When you walk into Valois, you might be tempted to believe that you’ve stepped into a time capsule. One expects to see Jack Kerouac and Muddy Waters hunched among the infinite array of tables. There’s certainly some sort of magic going on behind the scenes at this old-school cafeteria: In the minute between placing your order at one end of the counter, and paying at the other end of the counter, they’re somehow able to cook all the food you could possibly want and pile it high on your tray. Omelettes, steak, pancakes, sandwiches — they serve it all, from 5:30 a.m.-10 p.m. every day of the week. The staff isn’t made up of university students or locals trying to make some tip money: They’re adults in their 40s and 50s who have been working there for decades, and aren’t going anywhere any time soon. Valois is as affordable as it gets, and it welcomes a true cross-section of the local community at any given time. From its walls painted with scenes of Hyde Park to its menu of President Obama’s favorites — it’s his breakfast spot of choice — Valois is a heavenly bite steeped in the history of Hyde Park. 1518 E. 53rd.

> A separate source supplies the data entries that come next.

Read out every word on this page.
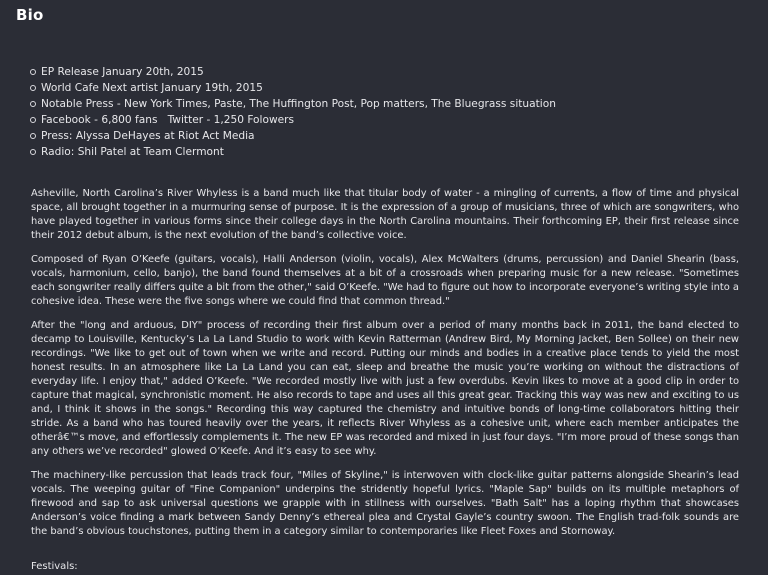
Bio
EP Release January 20th, 2015
World Cafe Next artist January 19th, 2015
Notable Press - New York Times, Paste, The Huffington Post, Pop matters, The Bluegrass situation
Facebook - 6,800 fans   Twitter - 1,250 Folowers
Press: Alyssa DeHayes at Riot Act Media
Radio: Shil Patel at Team Clermont

Asheville, North Carolina’s River Whyless is a band much like that titular body of water - a mingling of currents, a flow of time and physical space, all brought together in a murmuring sense of purpose. It is the expression of a group of musicians, three of which are songwriters, who have played together in various forms since their college days in the North Carolina mountains. Their forthcoming EP, their first release since their 2012 debut album, is the next evolution of the band’s collective voice.

Composed of Ryan O’Keefe (guitars, vocals), Halli Anderson (violin, vocals), Alex McWalters (drums, percussion) and Daniel Shearin (bass, vocals, harmonium, cello, banjo), the band found themselves at a bit of a crossroads when preparing music for a new release. "Sometimes each songwriter really differs quite a bit from the other," said O’Keefe. "We had to figure out how to incorporate everyone’s writing style into a cohesive idea. These were the five songs where we could find that common thread."

After the "long and arduous, DIY" process of recording their first album over a period of many months back in 2011, the band elected to decamp to Louisville, Kentucky’s La La Land Studio to work with Kevin Ratterman (Andrew Bird, My Morning Jacket, Ben Sollee) on their new recordings. "We like to get out of town when we write and record. Putting our minds and bodies in a creative place tends to yield the most honest results. In an atmosphere like La La Land you can eat, sleep and breathe the music you’re working on without the distractions of everyday life. I enjoy that," added O’Keefe. "We recorded mostly live with just a few overdubs. Kevin likes to move at a good clip in order to capture that magical, synchronistic moment. He also records to tape and uses all this great gear. Tracking this way was new and exciting to us and, I think it shows in the songs." Recording this way captured the chemistry and intuitive bonds of long-time collaborators hitting their stride. As a band who has toured heavily over the years, it reflects River Whyless as a cohesive unit, where each member anticipates the otherâ€™s move, and effortlessly complements it. The new EP was recorded and mixed in just four days. "I’m more proud of these songs than any others we’ve recorded" glowed O’Keefe. And it’s easy to see why.

The machinery-like percussion that leads track four, "Miles of Skyline," is interwoven with clock-like guitar patterns alongside Shearin’s lead vocals. The weeping guitar of "Fine Companion" underpins the stridently hopeful lyrics. "Maple Sap" builds on its multiple metaphors of firewood and sap to ask universal questions we grapple with in stillness with ourselves. "Bath Salt" has a loping rhythm that showcases Anderson’s voice finding a mark between Sandy Denny’s ethereal plea and Crystal Gayle’s country swoon. The English trad-folk sounds are the band’s obvious touchstones, putting them in a category similar to contemporaries like Fleet Foxes and Stornoway.

Festivals:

Monk’s is to Seinfeld and Central Perk is to Friends as Salonica is to Hyde Park: the local diner that makes everybody want to become a regular. Occupying a niche between classic diner and Greek restaurant, Salonica’s menu runs the gamut from tasty breakfast food and burgers to well-prepared Greek recipes. Its decor reflects this niche as well, bringing together old model hot rods with classical arches and tasteful plants hovering above each booth. The staff is friendly, the service is fast and the seating is comfy and intimate. On Saturday evenings, a harpist performs in an alcove of the restaurant, which is simultaneously charming and a little bit eerie, but impressive nonetheless. Tucked into the brick apartments and Victorian townhouses of Hyde Park, Salonica is a cozy diner with excellent food. 1440 E. 57th.

Promontory Point

When the weather is nice, there may not be a nicer park in Chicago than Promontory Point. Just a few minutes’ stroll from 57th Street Beach in one direction and the commercial area of Hyde Park in another, the Point has been a Hyde Park favorite escape from the city for decades. But the city isn’t completely shrugged away when one enters the lush greenery of the Point. To the north is one of the most stunning views of the downtown skyline that one can find. Although the picnic tables and fire pits come alive in the carefree heat of summer, the views of the city and the lake remain equally stunning all year long. 5491 S. Shore Dr.

Seminary Co-op Bookstore

The Sem Co-op is about as close as one can get to the perfect ideal of an independent bookstore. Since 1961, this member-owned cooperative has not only boasted an endless collection of texts, but also hosted an unbelievable number of impressive writer talks. Saul Bellow, they’re keen to remind you, was a member of the co-op back in the day. At the entrance are tables curated with contemporary publications and some window seats so you can immediately dive into your new books. Once you get beyond the entrance, the store becomes an infinite repository of knowledge, with sections devoted to Marxist criticism, Latin American literature, classic fiction — pretty much anything that could spark one’s intellectual curiosity, as far as the eye can see. The only thing more impressive than their collection of books is the staff’s seemingly encyclopedic knowledge of it. I once selected a copy of Dostoevsky’s Crime and Punishment from the multiple editions they had available, purely based on its price and font size. When I got to the register, the cashier applauded my choice, informing me that I had picked one of the better of the many translations they had available. How many translations of Russian literature that woman has read, we may never know. But one thing for sure: The Sem Co-op is absolutely worth a browse. Adjacent to the Sem Co-op, you’ll find the trendy Plein Air Cafe (so trendy that they have sparkling tap water on offer) and Frank Lloyd Wright’s legendary Robie House, which each make for fantastic pit stops. 5751 S. Woodlawn.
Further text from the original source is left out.